Fresh off the back of cutting 500 jobs last month, Starry Internet is now considering a full or partial sale of the business.
The comments were made by its CEO Chet Kanojia, who made the admission during the company's Q3 earnings call.
Kanojia outlined the company's plans, after revealing Starry ended the quarter with $29.4 million in cash, down from $99.7m at the end of the previous quarter.
He told investors that Starry has hired investment bank PJT Partners to advise the firm on a merger or sale, noting that the firm has already attracted some potential buyers or investors.
Despite the decline in cash flow, Starry posted revenue of $8m, representing year-on-year growth of 36 percent, and added 10,000 customers in the third quarter, growing its customer base to beyond 91,000, up 66 percent year-on-year from Q3 2021.
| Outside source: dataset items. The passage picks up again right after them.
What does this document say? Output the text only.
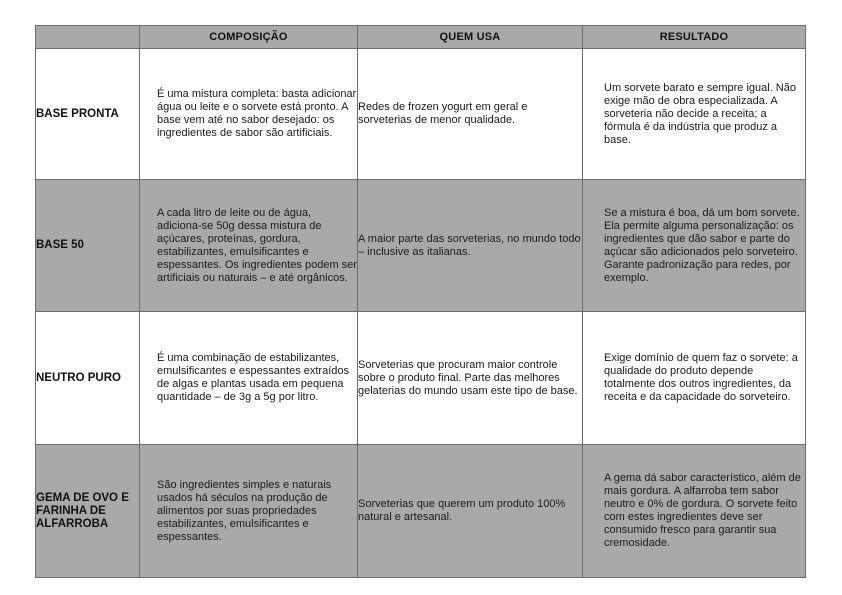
	COMPOSIÇÃO	QUEM USA	RESULTADO
BASE PRONTA	É uma mistura completa: basta adicionar água ou leite e o sorvete está pronto. A base vem até no sabor desejado: os ingredientes de sabor são artificiais.	Redes de frozen yogurt em geral e sorveterias de menor qualidade.	Um sorvete barato e sempre igual. Não exige mão de obra especializada. A sorveteria não decide a receita; a fórmula é da indústria que produz a base.

BASE 50	A cada litro de leite ou de água, adiciona-se 50g dessa mistura de açúcares, proteínas, gordura, estabilizantes, emulsificantes e espessantes. Os ingredientes podem ser artificiais ou naturais – e até orgânicos.	A maior parte das sorveterias, no mundo todo – inclusive as italianas.	Se a mistura é boa, dá um bom sorvete. Ela permite alguma personalização: os ingredientes que dão sabor e parte do açúcar são adicionados pelo sorveteiro. Garante padronização para redes, por exemplo.

NEUTRO PURO	É uma combinação de estabilizantes, emulsificantes e espessantes extraídos de algas e plantas usada em pequena quantidade – de 3g a 5g por litro.	Sorveterias que procuram maior controle sobre o produto final. Parte das melhores gelaterias do mundo usam este tipo de base.	Exige domínio de quem faz o sorvete: a qualidade do produto depende totalmente dos outros ingredientes, da receita e da capacidade do sorveteiro.

GEMA DE OVO E FARINHA DE ALFARROBA	São ingredientes simples e naturais usados há séculos na produção de alimentos por suas propriedades estabilizantes, emulsificantes e espessantes.	Sorveterias que querem um produto 100% natural e artesanal.	A gema dá sabor característico, além de mais gordura. A alfarroba tem sabor neutro e 0% de gordura. O sorvete feito com estes ingredientes deve ser consumido fresco para garantir sua cremosidade.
However, recent cutbacks from the Boston-based firm, notably the 500 job cuts which represents half its workforce, and the withdrawal from its participation in the Federal Communications Commission’s (FCC) Rural Digital Opportunity Fund (RDOF) program, have enabled Starry to save $17m in cash, said Kanojia.
"To enable sufficient time for this process to take place, we proactively undertook significant cost-cutting measures last month to limit our expenditures and put the company in the best position to undergo this process. We are laser-focused on financing the business over the long term so we can continue serving our markets and customers.”
Just a couple of weeks ago Kanojia labeled the decision to cut the jobs a "tough day" for the company, which was founded in 2016, but necessary for the long-term future of Starry.
Earlier this year Starry raised $155m in an initial public offering via a SPAC merger with FirstMark Horizon Acquisition Corp, with Kanojia saying this was half of what the company had expected to generate. "We raised less than half what we expected," he said. "We need more cash to break even."